Pre-Scheme is an interesting Scheme dialect which is being ported to modern systems. The language, why its being ported, and the porting effort are described in the linked post.

As described in the Pre-Scheme paper, the language offers a unique combination of features:

  • Scheme syntax, with full support for macros, and a compatibility library to run Pre-Scheme code in a Scheme interpreter. The compiler is also implemented in Scheme, enabling both interactive development and compile-time evaluation.
  • A static type system based on Hindley/Milner type reconstruction, as used in the ML family of languages (eg. Standard ML, OCaml, Haskell). Pre-Scheme supports parametric polymorphism, and has nascent support for algebraic data types and pattern matching, which are recently gaining popularity in mainstream languages.
  • An optimizing compiler targeting C, allowing for efficient native code generation and portable low-level machine access. C remains the common interface language for operating system facilities, and compatibility at this level is essential for modern systems languages.

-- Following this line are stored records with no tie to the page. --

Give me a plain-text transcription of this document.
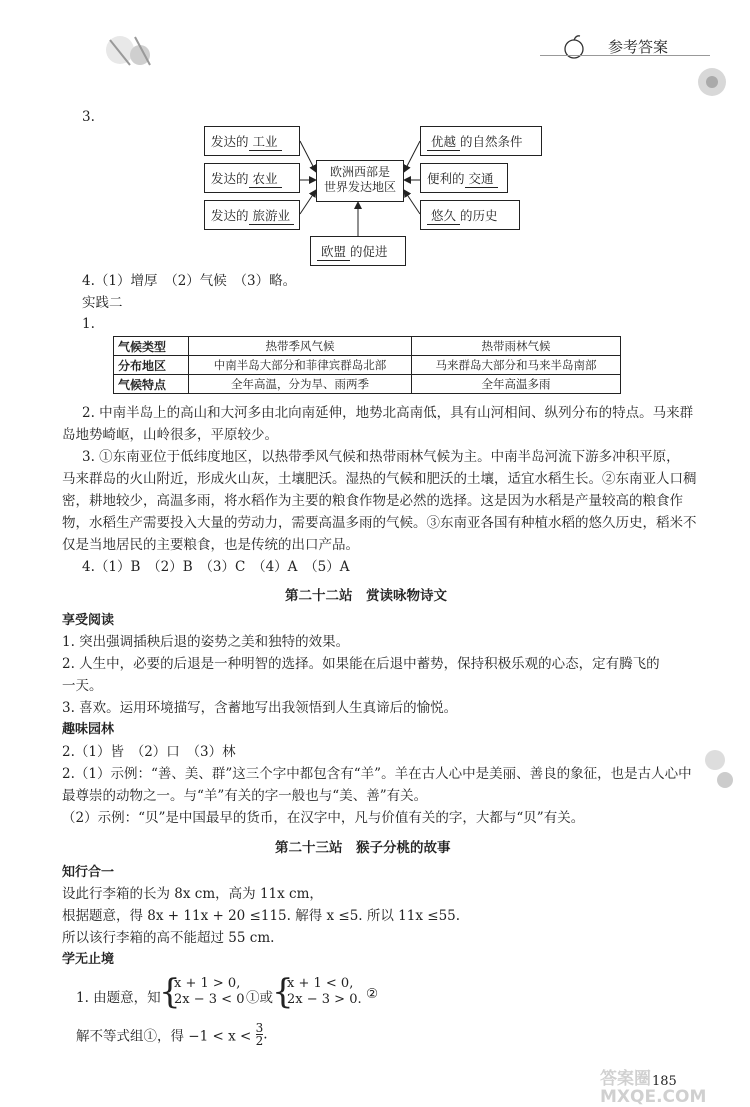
参考答案
3.
发达的 工业
发达的 农业
发达的 旅游业
欧洲西部是
世界发达地区
优越 的自然条件
便利的 交通
悠久 的历史
欧盟 的促进
4.（1）增厚　（2）气候　（3）略。
实践二
1.
气候类型	热带季风气候	热带雨林气候
分布地区	中南半岛大部分和菲律宾群岛北部	马来群岛大部分和马来半岛南部
气候特点	全年高温，分为旱、雨两季	全年高温多雨
2. 中南半岛上的高山和大河多由北向南延伸，地势北高南低，具有山河相间、纵列分布的特点。马来群
岛地势崎岖，山岭很多，平原较少。
3. ①东南亚位于低纬度地区，以热带季风气候和热带雨林气候为主。中南半岛河流下游多冲积平原，
马来群岛的火山附近，形成火山灰，土壤肥沃。湿热的气候和肥沃的土壤，适宜水稻生长。②东南亚人口稠
密，耕地较少，高温多雨，将水稻作为主要的粮食作物是必然的选择。这是因为水稻是产量较高的粮食作
物，水稻生产需要投入大量的劳动力，需要高温多雨的气候。③东南亚各国有种植水稻的悠久历史，稻米不
仅是当地居民的主要粮食，也是传统的出口产品。
4.（1）B　（2）B　（3）C　（4）A　（5）A
第二十二站　赏读咏物诗文
享受阅读
1. 突出强调插秧后退的姿势之美和独特的效果。
2. 人生中，必要的后退是一种明智的选择。如果能在后退中蓄势，保持积极乐观的心态，定有腾飞的
一天。
3. 喜欢。运用环境描写，含蓄地写出我领悟到人生真谛后的愉悦。
趣味园林
2.（1）皆　（2）口　（3）林
2.（1）示例：“善、美、群”这三个字中都包含有“羊”。羊在古人心中是美丽、善良的象征，也是古人心中
最尊崇的动物之一。与“羊”有关的字一般也与“美、善”有关。
（2）示例：“贝”是中国最早的货币，在汉字中，凡与价值有关的字，大都与“贝”有关。
第二十三站　猴子分桃的故事
知行合一
设此行李箱的长为 8x cm，高为 11x cm，
根据题意，得 8x + 11x + 20 ≤115. 解得 x ≤5. 所以 11x ≤55.
所以该行李箱的高不能超过 55 cm.
学无止境
1. 由题意，知
{
x + 1 > 0,
2x − 3 < 0 ①或 {
x + 1 < 0,
2x − 3 > 0. ②
解不等式组①，得 $-1 < x < \frac{3}{2}$ .
185
答案圈 MXQE.COM
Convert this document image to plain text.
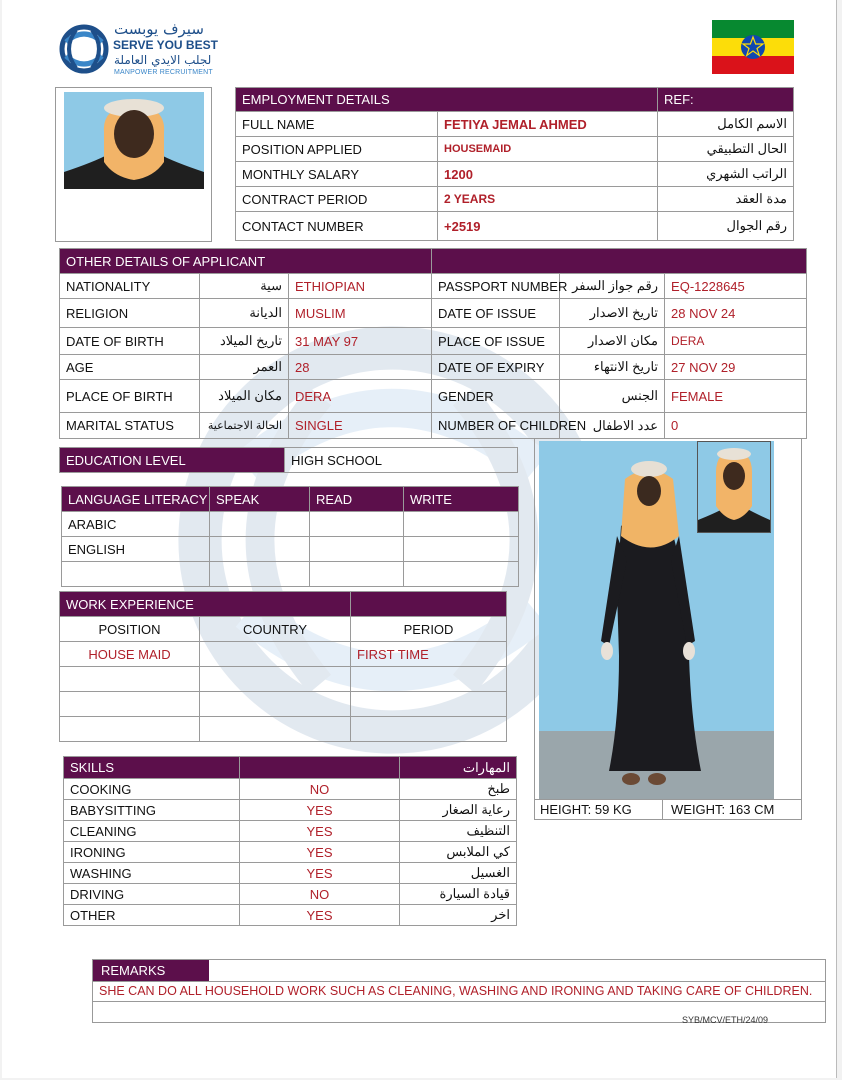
سيرف يوبست
SERVE YOU BEST
لجلب الايدي العاملة
MANPOWER RECRUITMENT
EMPLOYMENT DETAILS		REF:
FULL NAME	FETIYA JEMAL AHMED	الاسم الكامل
POSITION APPLIED	HOUSEMAID	الحال التطبيقي
MONTHLY SALARY	1200	الراتب الشهري
CONTRACT PERIOD	2 YEARS	مدة العقد
CONTACT NUMBER	+2519	رقم الجوال
OTHER DETAILS OF APPLICANT					
NATIONALITY	سية	ETHIOPIAN	PASSPORT NUMBER	رقم جواز السفر	EQ-1228645
RELIGION	الديانة	MUSLIM	DATE OF ISSUE	تاريخ الاصدار	28 NOV 24
DATE OF BIRTH	تاريخ الميلاد	31 MAY 97	PLACE OF ISSUE	مكان الاصدار	DERA
AGE	العمر	28	DATE OF EXPIRY	تاريخ الانتهاء	27 NOV 29
PLACE OF BIRTH	مكان الميلاد	DERA	GENDER	الجنس	FEMALE
MARITAL STATUS	الحالة الاجتماعية	SINGLE	NUMBER OF CHILDREN	عدد الاطفال	0
EDUCATION LEVEL	HIGH SCHOOL
LANGUAGE LITERACY	SPEAK	READ	WRITE
ARABIC			
ENGLISH			

WORK EXPERIENCE		
POSITION	COUNTRY	PERIOD
HOUSE MAID		FIRST TIME

SKILLS		المهارات
COOKING	NO	طبخ
BABYSITTING	YES	رعاية الصغار
CLEANING	YES	التنظيف
IRONING	YES	كي الملابس
WASHING	YES	الغسيل
DRIVING	NO	قيادة السيارة
OTHER	YES	اخر
HEIGHT: 59 KG	WEIGHT: 163 CM
REMARKS
SHE CAN DO ALL HOUSEHOLD WORK SUCH AS CLEANING, WASHING AND IRONING AND TAKING CARE OF CHILDREN.
SYB/MCV/ETH/24/09
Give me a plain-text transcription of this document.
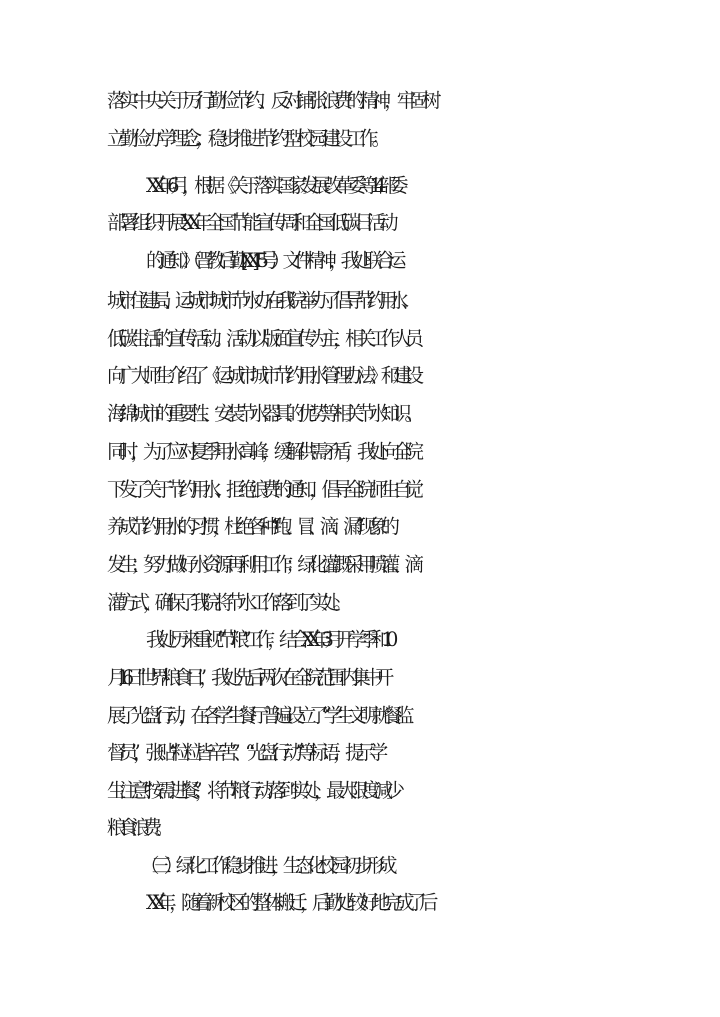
落实中央关于厉行勤俭节约、反对铺张浪费的精神，牢固树
立勤俭办学理念，稳步推进节约型校园建设工作。
XX 年 6 月，根据《关于落实国家发展改革委等 14 部委
部署组织开展 XX 年全国节能宣传周和全国低碳日活动
的通知》（晋教后勤[XX]15 号）文件精神，我处联合运
城市住建局、运城市城市节水办在我院举办了倡导节约用水、
低碳生活的宣传活动。活动以版面宣传为主，相关工作人员
向广大师生介绍了《运城市城市节约用水管理办法》和建设
海绵城市的重要性、安装节水器具的优势等相关节水知识。
同时，为了应对夏季用水高峰，缓解供需矛盾，我处向全院
下发了关于节约用水、拒绝浪费的通知，倡导全院师生自觉
养成节约用水的习惯，杜绝各种“跑、冒、滴、漏”现象的
发生；努力做好水资源再利用工作；绿化灌溉采用喷灌、滴
灌方式，确保了我院将节水工作落到了实处。
我处历来重视“节粮”工作，结合 XX 年 3 月开学季和 10
月 16 日“世界粮食日”，我处先后两次在全院范围内集中开
展了光盘行动，在各学生餐厅普遍设立了“学生文明就餐监
督员”，张贴“粒粒皆辛苦”、“光盘行动”等标语，提示学
生注意“按需进餐”，将节粮行动落到实处，最大限度减少
粮食浪费。
（三）绿化工作稳步推进，生态化校园初步形成
XX 年，随着新校区的整体搬迁，后勤处较好地完成了后
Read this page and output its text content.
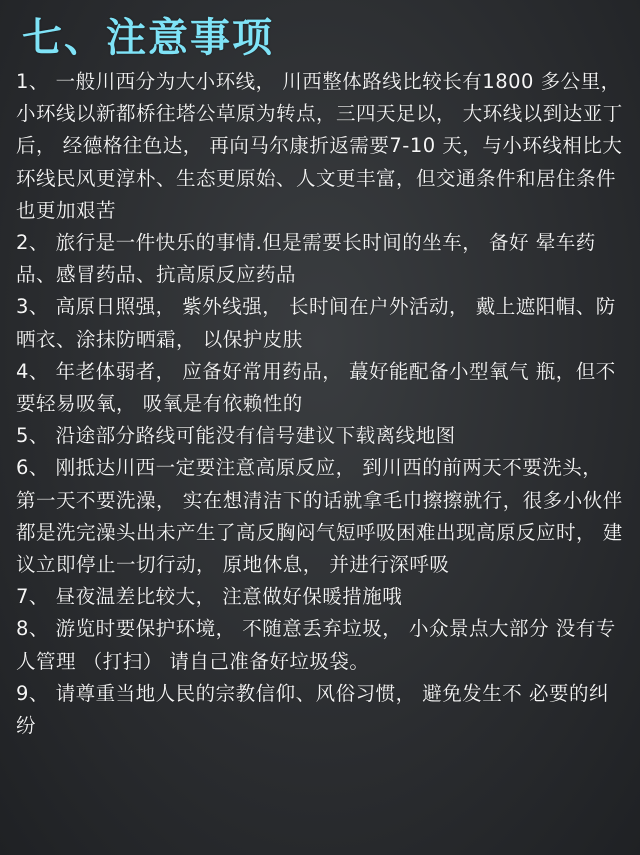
七、注意事项
1、 一般川西分为大小环线， 川西整体路线比较长有1800 多公里， 小环线以新都桥往塔公草原为转点，三四天足以， 大环线以到达亚丁后， 经德格往色达， 再向马尔康折返需要7-10 天，与小环线相比大环线民风更淳朴、生态更原始、人文更丰富，但交通条件和居住条件也更加艰苦
2、 旅行是一件快乐的事情.但是需要长时间的坐车， 备好 晕车药品、感冒药品、抗高原反应药品
3、 高原日照强， 紫外线强， 长时间在户外活动， 戴上遮阳帽、防晒衣、涂抹防晒霜， 以保护皮肤
4、 年老体弱者， 应备好常用药品， 蕞好能配备小型氧气 瓶，但不要轻易吸氧， 吸氧是有依赖性的
5、 沿途部分路线可能没有信号建议下载离线地图
6、 刚抵达川西一定要注意高原反应， 到川西的前两天不要洗头， 第一天不要洗澡， 实在想清洁下的话就拿毛巾擦擦就行，很多小伙伴都是洗完澡头出未产生了高反胸闷气短呼吸困难出现高原反应时， 建议立即停止一切行动， 原地休息， 并进行深呼吸
7、 昼夜温差比较大， 注意做好保暖措施哦
8、 游览时要保护环境， 不随意丢弃垃圾， 小众景点大部分 没有专人管理 （打扫） 请自己准备好垃圾袋。
9、 请尊重当地人民的宗教信仰、风俗习惯， 避免发生不 必要的纠纷
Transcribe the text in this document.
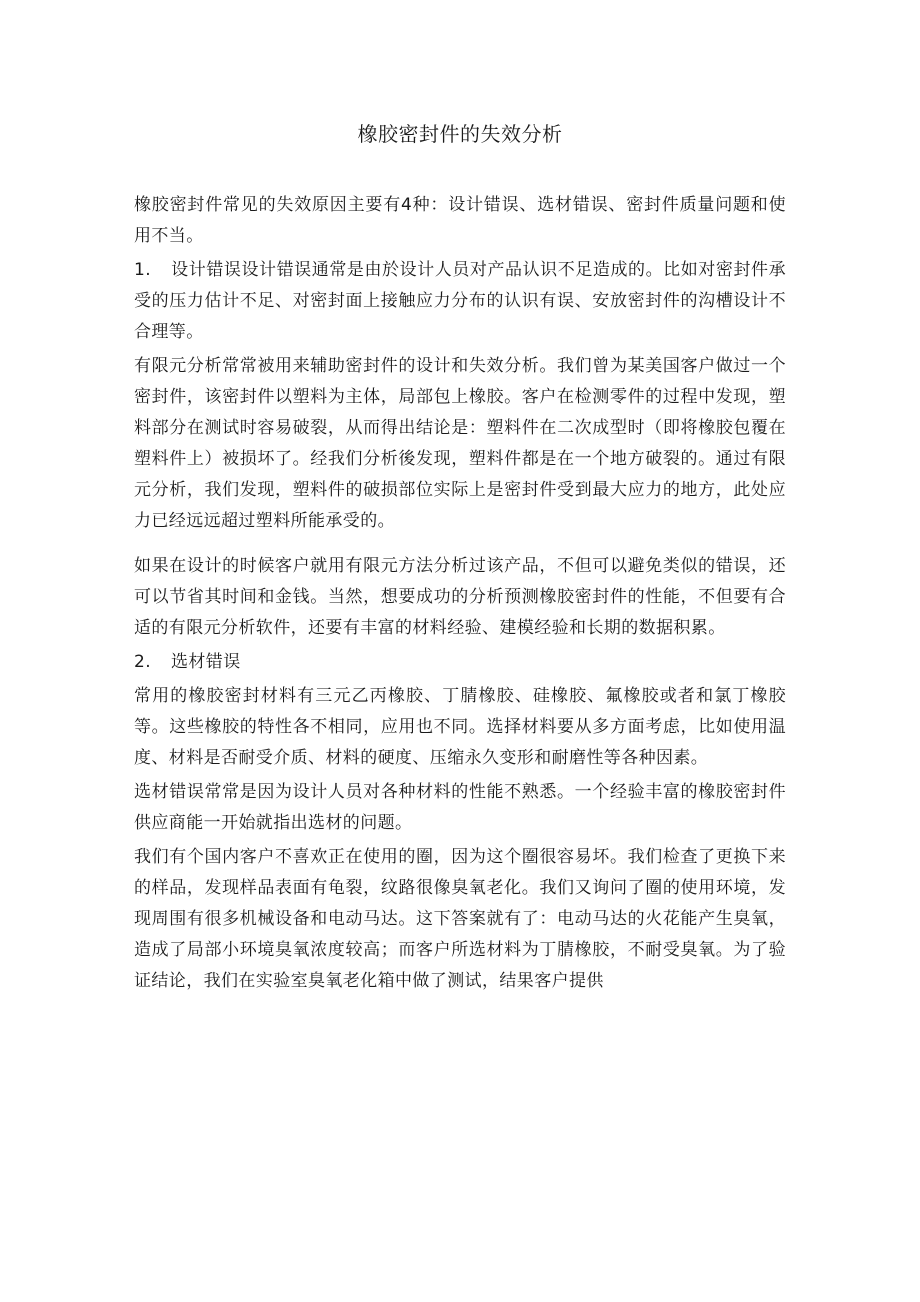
橡胶密封件的失效分析

橡胶密封件常见的失效原因主要有4种：设计错误、选材错误、密封件质量问题和使用不当。

1. 设计错误设计错误通常是由於设计人员对产品认识不足造成的。比如对密封件承受的压力估计不足、对密封面上接触应力分布的认识有误、安放密封件的沟槽设计不合理等。

有限元分析常常被用来辅助密封件的设计和失效分析。我们曾为某美国客户做过一个密封件，该密封件以塑料为主体，局部包上橡胶。客户在检测零件的过程中发现，塑料部分在测试时容易破裂，从而得出结论是：塑料件在二次成型时（即将橡胶包覆在塑料件上）被损坏了。经我们分析後发现，塑料件都是在一个地方破裂的。通过有限元分析，我们发现，塑料件的破损部位实际上是密封件受到最大应力的地方，此处应力已经远远超过塑料所能承受的。

如果在设计的时候客户就用有限元方法分析过该产品，不但可以避免类似的错误，还可以节省其时间和金钱。当然，想要成功的分析预测橡胶密封件的性能，不但要有合适的有限元分析软件，还要有丰富的材料经验、建模经验和长期的数据积累。

2.	选材错误

常用的橡胶密封材料有三元乙丙橡胶、丁腈橡胶、硅橡胶、氟橡胶或者和氯丁橡胶等。这些橡胶的特性各不相同，应用也不同。选择材料要从多方面考虑，比如使用温度、材料是否耐受介质、材料的硬度、压缩永久变形和耐磨性等各种因素。

选材错误常常是因为设计人员对各种材料的性能不熟悉。一个经验丰富的橡胶密封件供应商能一开始就指出选材的问题。

我们有个国内客户不喜欢正在使用的圈，因为这个圈很容易坏。我们检查了更换下来的样品，发现样品表面有龟裂，纹路很像臭氧老化。我们又询问了圈的使用环境，发现周围有很多机械设备和电动马达。这下答案就有了：电动马达的火花能产生臭氧，造成了局部小环境臭氧浓度较高；而客户所选材料为丁腈橡胶，不耐受臭氧。为了验证结论，我们在实验室臭氧老化箱中做了测试，结果客户提供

Due to the restrictions of static typing and the C runtime model, Pre-Scheme does not (currently) support many of Scheme’s high-level features, such as garbage collection, universal tail-call optimization, heap-allocated runtime closures, first-class continuations, runtime type checks, heterogenous lists, and the full numeric tower. Even with these limitations, Pre-Scheme enables a programming style that is familiar to Scheme programmers and more expressive than writing directly in C.

Ironically, Pre-Scheme’s original purpose was to implement the interpreter for another Scheme dialect, Scheme 48 (Wikipedia). But the lower-level Pre-Scheme is now getting its own attention, in part due to the popularity of Rust and Zig. Pre-Scheme has the portability and speed of C (or at least close to it), but like Rust and Haskell it also has a static type system with ADTs and parametric polymorphism; and being a LISP dialect, like most other dialects it has powerful meta-programming and a REPL.